So, what happens when you hire a coal industry PR guy as your environment writer? You get stories like this, by Matthew Warren:
Science tempers fears on climate change
The world’s top climate scientists have cut their worst-case forecast for global warming over the next 100 years.
For the first time, scientists are confident enough to project a 3C rise on the average global daily temperature by the end of this century if no action is taken to cut greenhouse gas emissions. …
In 2001, the scientists predicted temperature rises of between 1.4C and 5.8C on current levels by 2100, but better science has led them to adjust this to a narrower band of between 2C and 4.5C.
So, the band is narrower but Warren just focuses on the the top end. This naturally feeds into a deceitful editorial in The Australian that completely ignores the bottom end:
In other words, according to the IPCC, the planet is heating up – but nowhere near as much as once thought or feared. The report is particularly valuable as a rebuke to that radical and disproportionately loud fringe of greenies and leftists who treat environmentalism as a religion for whom humanity’s sinful, decadent ways threaten to bring down the wrath of nature or the gods and must be changed.
As John Quiggin puts it:
The Australian’s coverage of this issue has been a disgrace. As a paper, it cannot be taken seriously on any scientific issue.
Actually, The Australian is worse than Quiggin thinks, because Warren has confused climate sensitivity (how much warming will eventually occur if we double CO2) with projected 21st century warming. The narrower band of 2-4.5 degrees in the new IPCC report is for climate sensitivity, not projected warming. In the IPCC’s Third Assessment Report the band was 1.5-4.5. So the band got narrower but the top end did not go down, only the bottom end went up. That’s something you’re unlikely to see reported inThe Australian. Gavin Schmidt at Real Climate has more on Warren’s screw-up.
And to prove that Warren’s spin on his reporting of the IPCC report was no accident, here’s what he has further on his story:
A recent Australian Bureau of Agricultural and Resource Economics report on the cost of cutting greenhouse gas emissions estimated Australians would incur a fall in real wages of about 20 per cent if the nation was to unilaterally cut greenhouse gas emissions in half by 2050.

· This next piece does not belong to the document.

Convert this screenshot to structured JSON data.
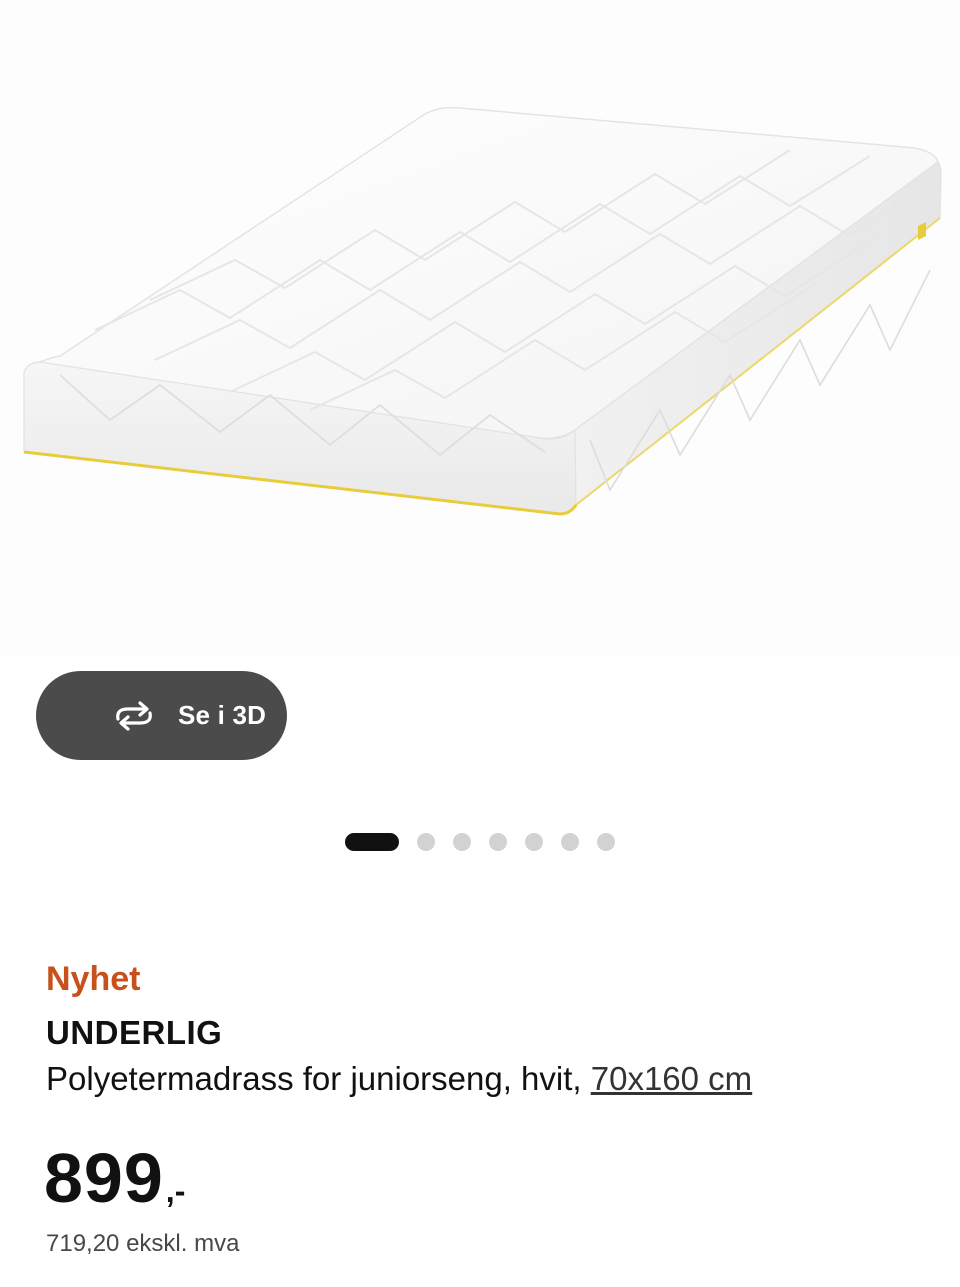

Hands up everyone who thought that Kyoto treaty said that Australia was the only country which had to cut emissions? Of course, as you’ve probably guessed Warren cherry picked the scenario which had the worst result in terms of real wages. If you are choosing which policy to adopt to drastically reduce emissions, do you choose the one that has the highest cost, or the one with the lowest cost? If you look at the report, you will find that, for example, scenario 2a reduces CO2 by 46% at cost of 2.5% to GDP, i.e. we’d have to wait till 2051 to get the same GDP we could have had in 2050 if we had not taken action to decrease emissions.
And if you thought that story was bad, Warren has another one mainly devoted to presenting the global warming sceptic’s position. Did you know that sceptics about global warming outnumber mainstream scientist? Well, they do in Warren’s story. And here’s his take on the NRC panel report:
Eventually the US Congress bought into the dispute and commissioned an independent review, which found that Mann’s statistical work was flawed and unable to support the claims of the hottest century, decade and year of the past millennium.
Most other observers seem to consider that report a vindication for Mann.
In other global warming news, Andrew Bartlett reports reports that there was a screening of “An Inconvenient Truth” put on by the government’s Parliamentary Secretary for the Environment, so there is hope that the Australian government will treat the issue more seriously than the The Australian.
Update: Now Matt Drudge is pushing Warren’s bogus claim.